Mediocre Infamous Not Worth Following
Joshua Caldwell’s wannabe 21st century Bonnie and Clyde romantic crime thriller Infamous is a blandly mediocre motion picture whose many shortcomings are augmented considerably courtesy of current events. It’s hard to imagine a film being released at as wrong a moment as this. This is a tone-deaf morality play that often unintentionally feels like someone sat down and thought to themselves that they should remake Melina Matsoukas’ masterful Queen & Slim only with far less interesting and considerably more loathsome characters. Just to make things even more reprehensible? They make the leads Caucasian.
I get that this was likely not Caldwell’s intent. I understand that the movies were made at roughly the same time so most of the similarities are likely more coincidental than they are anything else. But it’s still hard to look at Infamous and not wonder if, with all that is happening in the world, with protestors flooding the streets demanding equality, police reform and social justice, when individuals around the globe are proudly stating that “Black Lives Matter,” anyone anywhere is going to be interested in giving this a look.
Is that fair? No. Not really. But there are times when as much as you’d like to disassociate art from current events doing so becomes, not only difficult, but downright impossible. On another day I’d have dismissed Caldwell’s latest with a few brief words of displeasure and that would be it. This is a perfectly disposable thriller that’s competently made, has a couple of decent moments and where no one involved should hold their heads in shame. It’s just not interesting, well-plotted or original enough to positively register, and like countless other, primarily VOD-released thrillers this would be quickly forgotten had it been released a month or two ago instead of today.
The plot? Florida nobody Arielle (Bella Thorne) dreams of fame and is obsessed with building followers on social media. She makes the acquaintance of sexy bad boy Dean (Jake Manley), an ex-con on probation living with his abusive father. After a tragically lethal series of unfortunate events, the pair go on the run from authorities clueless as to how they’ll extricate themselves from this predicament and, with zero funds to survive on, resort to holding up pot shops in order get a decent bankroll that might help facilitate their escape to Mexico.

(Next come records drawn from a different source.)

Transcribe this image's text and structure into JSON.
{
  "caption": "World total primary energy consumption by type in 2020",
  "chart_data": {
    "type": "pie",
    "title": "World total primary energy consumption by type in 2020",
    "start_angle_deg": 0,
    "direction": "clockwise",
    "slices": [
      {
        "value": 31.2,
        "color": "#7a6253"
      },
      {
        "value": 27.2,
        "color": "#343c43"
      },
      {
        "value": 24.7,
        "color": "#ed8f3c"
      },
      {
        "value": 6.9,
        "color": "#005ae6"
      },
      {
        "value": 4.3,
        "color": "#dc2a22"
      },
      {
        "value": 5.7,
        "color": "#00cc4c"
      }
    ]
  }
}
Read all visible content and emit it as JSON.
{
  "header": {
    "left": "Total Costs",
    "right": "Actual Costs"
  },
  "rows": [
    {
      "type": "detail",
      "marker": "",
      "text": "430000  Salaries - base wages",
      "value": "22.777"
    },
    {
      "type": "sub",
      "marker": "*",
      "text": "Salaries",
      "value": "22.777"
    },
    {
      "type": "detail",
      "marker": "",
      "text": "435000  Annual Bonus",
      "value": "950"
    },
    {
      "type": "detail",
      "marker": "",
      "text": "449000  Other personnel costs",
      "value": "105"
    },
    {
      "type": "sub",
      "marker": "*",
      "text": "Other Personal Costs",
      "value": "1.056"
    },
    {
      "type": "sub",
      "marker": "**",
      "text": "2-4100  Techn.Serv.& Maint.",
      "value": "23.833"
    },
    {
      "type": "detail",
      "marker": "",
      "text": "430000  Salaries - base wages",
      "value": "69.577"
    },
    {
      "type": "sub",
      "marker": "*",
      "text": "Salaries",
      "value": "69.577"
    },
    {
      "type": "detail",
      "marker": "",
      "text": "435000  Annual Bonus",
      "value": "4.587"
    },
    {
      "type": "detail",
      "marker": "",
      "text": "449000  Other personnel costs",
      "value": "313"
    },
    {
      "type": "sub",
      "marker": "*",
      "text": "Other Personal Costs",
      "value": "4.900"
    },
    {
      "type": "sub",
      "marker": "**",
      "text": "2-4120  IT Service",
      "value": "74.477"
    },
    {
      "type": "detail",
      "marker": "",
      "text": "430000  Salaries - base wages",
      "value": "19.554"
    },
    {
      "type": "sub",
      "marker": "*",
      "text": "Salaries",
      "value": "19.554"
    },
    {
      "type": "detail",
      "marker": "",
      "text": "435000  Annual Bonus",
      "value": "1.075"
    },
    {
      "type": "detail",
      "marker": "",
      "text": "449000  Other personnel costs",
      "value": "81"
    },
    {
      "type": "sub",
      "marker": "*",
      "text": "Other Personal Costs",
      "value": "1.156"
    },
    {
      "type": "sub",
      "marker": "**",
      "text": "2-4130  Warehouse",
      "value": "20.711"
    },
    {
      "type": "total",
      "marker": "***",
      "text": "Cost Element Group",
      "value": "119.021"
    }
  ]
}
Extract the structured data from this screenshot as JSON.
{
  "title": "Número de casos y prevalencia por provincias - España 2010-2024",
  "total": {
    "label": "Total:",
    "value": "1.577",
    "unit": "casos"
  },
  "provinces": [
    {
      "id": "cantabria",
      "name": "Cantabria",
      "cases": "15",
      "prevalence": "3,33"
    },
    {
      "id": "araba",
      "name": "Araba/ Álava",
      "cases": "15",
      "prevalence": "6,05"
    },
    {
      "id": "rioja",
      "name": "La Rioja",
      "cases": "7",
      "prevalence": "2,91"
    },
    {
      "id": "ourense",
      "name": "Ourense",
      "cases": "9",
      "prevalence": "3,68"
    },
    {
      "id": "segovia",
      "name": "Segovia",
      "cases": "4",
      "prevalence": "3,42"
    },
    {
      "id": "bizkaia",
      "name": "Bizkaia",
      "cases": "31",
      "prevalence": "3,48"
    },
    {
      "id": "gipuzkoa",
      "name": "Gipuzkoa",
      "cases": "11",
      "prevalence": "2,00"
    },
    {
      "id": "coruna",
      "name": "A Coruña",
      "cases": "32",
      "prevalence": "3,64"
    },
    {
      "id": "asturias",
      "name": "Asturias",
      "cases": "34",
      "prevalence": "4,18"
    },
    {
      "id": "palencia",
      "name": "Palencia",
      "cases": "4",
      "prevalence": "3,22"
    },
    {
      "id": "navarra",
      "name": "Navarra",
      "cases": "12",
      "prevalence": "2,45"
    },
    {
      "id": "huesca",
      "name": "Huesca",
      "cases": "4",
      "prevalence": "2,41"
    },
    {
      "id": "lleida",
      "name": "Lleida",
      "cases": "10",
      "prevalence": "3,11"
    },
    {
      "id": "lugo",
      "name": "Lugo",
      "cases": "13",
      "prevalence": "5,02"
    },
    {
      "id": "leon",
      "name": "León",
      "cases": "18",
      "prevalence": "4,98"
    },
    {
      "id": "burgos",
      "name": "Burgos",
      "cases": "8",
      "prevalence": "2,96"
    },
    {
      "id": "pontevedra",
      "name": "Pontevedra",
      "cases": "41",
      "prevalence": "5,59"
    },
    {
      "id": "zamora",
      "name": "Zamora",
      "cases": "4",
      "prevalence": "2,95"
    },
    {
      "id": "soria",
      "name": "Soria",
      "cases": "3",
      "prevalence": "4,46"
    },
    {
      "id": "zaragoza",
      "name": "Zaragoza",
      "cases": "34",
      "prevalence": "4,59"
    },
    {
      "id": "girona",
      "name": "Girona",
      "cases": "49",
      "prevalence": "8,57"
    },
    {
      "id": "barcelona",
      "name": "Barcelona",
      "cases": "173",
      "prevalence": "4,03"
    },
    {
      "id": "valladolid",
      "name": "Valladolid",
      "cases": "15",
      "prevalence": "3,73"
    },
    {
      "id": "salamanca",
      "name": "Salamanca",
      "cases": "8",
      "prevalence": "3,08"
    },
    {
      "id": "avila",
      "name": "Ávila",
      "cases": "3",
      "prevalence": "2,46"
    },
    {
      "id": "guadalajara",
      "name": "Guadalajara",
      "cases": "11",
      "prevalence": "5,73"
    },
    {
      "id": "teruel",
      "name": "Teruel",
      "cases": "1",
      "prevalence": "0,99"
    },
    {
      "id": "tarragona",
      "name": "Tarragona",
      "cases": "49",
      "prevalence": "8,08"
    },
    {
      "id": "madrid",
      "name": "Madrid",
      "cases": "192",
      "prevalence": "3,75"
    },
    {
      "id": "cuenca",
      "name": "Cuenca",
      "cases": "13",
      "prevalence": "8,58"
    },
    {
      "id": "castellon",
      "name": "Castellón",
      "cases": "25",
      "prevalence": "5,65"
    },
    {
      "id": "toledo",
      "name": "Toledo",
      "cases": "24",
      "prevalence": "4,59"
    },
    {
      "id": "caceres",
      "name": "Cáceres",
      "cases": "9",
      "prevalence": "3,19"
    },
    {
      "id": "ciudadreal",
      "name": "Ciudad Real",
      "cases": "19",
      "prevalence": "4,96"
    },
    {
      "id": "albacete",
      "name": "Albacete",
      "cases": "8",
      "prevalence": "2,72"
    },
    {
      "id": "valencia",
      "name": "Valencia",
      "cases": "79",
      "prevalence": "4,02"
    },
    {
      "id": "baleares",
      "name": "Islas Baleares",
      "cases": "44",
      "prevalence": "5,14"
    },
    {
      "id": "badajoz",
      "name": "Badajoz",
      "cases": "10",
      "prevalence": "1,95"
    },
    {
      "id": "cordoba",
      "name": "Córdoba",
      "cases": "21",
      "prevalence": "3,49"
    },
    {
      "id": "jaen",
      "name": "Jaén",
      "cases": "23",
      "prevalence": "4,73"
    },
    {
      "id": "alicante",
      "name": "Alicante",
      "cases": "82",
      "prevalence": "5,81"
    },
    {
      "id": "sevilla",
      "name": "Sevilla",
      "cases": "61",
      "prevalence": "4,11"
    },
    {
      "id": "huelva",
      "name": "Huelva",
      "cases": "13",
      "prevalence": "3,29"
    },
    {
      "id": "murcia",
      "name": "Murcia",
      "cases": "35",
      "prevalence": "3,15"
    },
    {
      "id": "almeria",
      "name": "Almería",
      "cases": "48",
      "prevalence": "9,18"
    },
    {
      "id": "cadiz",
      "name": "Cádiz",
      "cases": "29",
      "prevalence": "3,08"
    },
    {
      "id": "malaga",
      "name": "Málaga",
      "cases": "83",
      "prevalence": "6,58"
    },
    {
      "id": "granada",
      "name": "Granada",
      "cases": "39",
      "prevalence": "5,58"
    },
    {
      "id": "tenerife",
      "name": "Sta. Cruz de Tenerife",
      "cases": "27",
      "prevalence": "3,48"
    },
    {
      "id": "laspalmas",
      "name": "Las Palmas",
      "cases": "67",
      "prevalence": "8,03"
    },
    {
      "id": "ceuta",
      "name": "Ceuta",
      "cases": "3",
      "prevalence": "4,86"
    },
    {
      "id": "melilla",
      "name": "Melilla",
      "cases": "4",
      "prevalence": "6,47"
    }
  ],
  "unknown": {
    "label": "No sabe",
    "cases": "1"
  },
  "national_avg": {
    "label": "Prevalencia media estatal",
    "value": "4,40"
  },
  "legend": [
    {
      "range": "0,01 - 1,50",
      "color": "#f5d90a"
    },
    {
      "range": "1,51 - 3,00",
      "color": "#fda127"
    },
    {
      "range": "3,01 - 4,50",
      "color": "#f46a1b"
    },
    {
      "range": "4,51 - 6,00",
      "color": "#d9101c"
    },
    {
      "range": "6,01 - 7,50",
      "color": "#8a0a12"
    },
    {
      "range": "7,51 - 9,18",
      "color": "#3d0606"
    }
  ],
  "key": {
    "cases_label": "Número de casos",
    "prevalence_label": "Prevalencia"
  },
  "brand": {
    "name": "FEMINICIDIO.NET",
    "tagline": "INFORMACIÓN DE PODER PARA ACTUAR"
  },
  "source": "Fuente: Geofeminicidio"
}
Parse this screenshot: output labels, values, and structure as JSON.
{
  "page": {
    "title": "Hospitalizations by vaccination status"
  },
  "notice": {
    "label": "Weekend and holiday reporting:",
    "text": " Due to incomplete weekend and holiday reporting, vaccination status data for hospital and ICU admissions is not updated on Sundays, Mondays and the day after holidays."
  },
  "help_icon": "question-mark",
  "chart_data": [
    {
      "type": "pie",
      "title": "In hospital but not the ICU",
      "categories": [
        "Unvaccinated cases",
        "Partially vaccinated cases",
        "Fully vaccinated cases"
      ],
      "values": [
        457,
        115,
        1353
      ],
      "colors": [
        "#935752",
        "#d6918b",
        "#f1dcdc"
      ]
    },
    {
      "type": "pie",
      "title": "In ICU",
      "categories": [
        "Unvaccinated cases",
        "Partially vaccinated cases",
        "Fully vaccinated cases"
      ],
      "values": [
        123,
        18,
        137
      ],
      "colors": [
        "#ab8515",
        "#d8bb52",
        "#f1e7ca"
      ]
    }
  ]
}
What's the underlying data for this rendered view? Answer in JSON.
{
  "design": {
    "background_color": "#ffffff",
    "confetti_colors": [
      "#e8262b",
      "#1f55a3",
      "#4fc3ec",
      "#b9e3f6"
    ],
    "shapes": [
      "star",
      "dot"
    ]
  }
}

A few things happen along the way, not the least of which is Arielle secretly recording their first robbery on her cellphone, uploading the footage to various social media outlets. There’s also a police shooting, the kidnapping of a quiet college student (nicely played by Amber Riley) and a highspeed car chase that ends in a firestorm of automatic weapons fire. It all builds to an impromptu bank heist far above and beyond anything the pair have attempted up to that point, the young lovers going for one last big score before they cross the border and attempt to leave this life of crime in the dust.
Arielle is as annoying, selfish and as unsavory a main character as any I’ve had to endure following around for 100 minutes or so for quite some time. While Thorne laudably doesn’t try to soften her edges, that doesn’t mean I was impressed. While I get that Caldwell is trying to dissect youth culture’s obsession with fame and the sinister seductiveness of social media stardom, Arielle’s vapidity is white privilege personified. She is a constant headache, and being around her for even a minute is 60 seconds too long as far as I am concerned.
Manley fairs a little better, but that’s only because Dean gets more interesting as things go along. He immediately grasps the inherent danger of allowing Arielle to film their escapades and post as entertainment for their growing avalanche of followers, and his distaste over her actions is certainly understandable. Manley ends up finding a few intriguing layers to his character that didn’t necessarily appear to be there when he was introduced, and as such his performance grew on me even if the story he was a central part of rarely did the same.
There’s plenty more I could say, almost none of it good. In the end, though, I’d kind of like imagine that an ineptly plotted and thematically unfocused film like Infamous will be the last of a dying breed. It’s a mediocre movie that deserves to fade into oblivion as if it never existed in the first place, the fewer followers it ends up having the more likely that outcome is going to be.